In fact, traveler's who want a taste of Hawaii and don't mind bypassing Oahu's hyper-touristy south altogether should make a beeline for the island's lush North Shore, home to legendary surfing beaches like the Banzai Pipeline and Waimea Bay. In the winter, waves can top 40 feet. Year round, a mellow vibe pervades on the uncrowded beaches, bookended by volcanic rock and surrounded by green mountains. With more locals than tourists, roadside shrimp trucks and fruit stands, and the quaint, historic surf town of Haleiwa, the North Shore offers some of the island's most quintessential pleasures. But it is isolated -- about an hour from Waikiki and the airport.
Where To Stay
With its plethora of budget and midrange options, Waikiki is an excellent choice for those who want a Hawaiian vacation without breaking the bank. However, keep in mind that you'll be contending with massive crowds, less-than-peaceful beaches, traffic, and expensive nightly parking fees. On the prudent end of the spectrum are Hotel Renew, the Aston Waikiki Beach, the Park Shore, and the Aqua Waikiki Pearl. For families with a little more financial flexibility, we like the Marriott Waikiki, Sheraton Waikiki, and the Hilton Hawaiian Village. At the high-end of the spectrum, there are really only three luxury hotels in Waikiki: the Moana Surfrider, the Royal Hawaiian, and the Halekulani, all of which offer their own advantages and disadvantages.
In Ko Olina, on the west coast, the Marriott reigns. The JW Marriott Ihilani provides the only true hotel-style accommodations in the area, and luxurious ones at that, with a gorgeous full-service spa, award-winning restaurants, and huge guest rooms. The neighboring Marriott Ko Olina Beach Club shares many of its amenities and activities, but offers time-share-style accommodations (typically two- and three-bedroom units with kitchen facilities) designed for longer stays. The Beach Club also features three amazing pools, seven Jacuzzis, and a waterslide, which aren't shared with the JW, and make it one of the best picks on the island for families.
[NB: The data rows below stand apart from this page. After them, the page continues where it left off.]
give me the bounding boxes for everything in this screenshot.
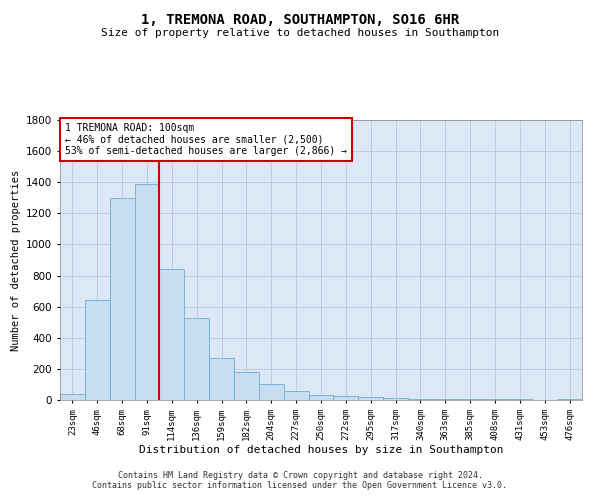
Bar	[482, 399, 508, 400]
Bar	[284, 390, 308, 400]
Bar	[234, 372, 259, 400]
X-axis label: Distribution of detached houses by size in Southampton: Distribution of detached houses by size …	[139, 446, 503, 456]
Text: Contains HM Land Registry data © Crown copyright and database right 2024.
Contai: Contains HM Land Registry data © Crown c…	[92, 470, 508, 490]
Bar	[433, 399, 458, 400]
Bar	[458, 399, 482, 400]
Bar	[209, 358, 234, 400]
Bar	[358, 397, 383, 400]
Bar	[334, 396, 358, 400]
Bar	[110, 198, 134, 400]
Bar	[259, 384, 284, 400]
Text: Size of property relative to detached houses in Southampton: Size of property relative to detached ho…	[101, 28, 499, 38]
Bar	[184, 318, 209, 400]
Text: 1 TREMONA ROAD: 100sqm
← 46% of detached houses are smaller (2,500)
53% of semi-: 1 TREMONA ROAD: 100sqm ← 46% of detached…	[65, 123, 347, 156]
Bar	[60, 394, 85, 400]
Bar	[134, 184, 160, 400]
Bar	[85, 300, 110, 400]
Bar	[383, 398, 408, 400]
Text: 1, TREMONA ROAD, SOUTHAMPTON, SO16 6HR: 1, TREMONA ROAD, SOUTHAMPTON, SO16 6HR	[141, 12, 459, 26]
Bar	[557, 399, 582, 400]
Bar	[308, 396, 334, 400]
Bar	[508, 399, 532, 400]
Bar	[408, 399, 433, 400]
Y-axis label: Number of detached properties: Number of detached properties	[11, 170, 20, 350]
Bar	[160, 270, 184, 400]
On the North Shore, Turtle Bay Resort has seemingly everything -- miles of unspoiled shoreline, great restaurants, two 18-hole golf courses, its own stables, even helicopter rides on-site -- but the lobby and guest rooms are dated and bland, not luxurious. Farther off the beaten path, the Ke Iki Beach Bungalows provide funky, modest beachfront lodgings. Service is nonexistent -- staying in one of the 11 bungalows is akin to renting a house -- and amenities are zero, but a beautiful North Shore beach is just out the door, as are hammocks and barbecues.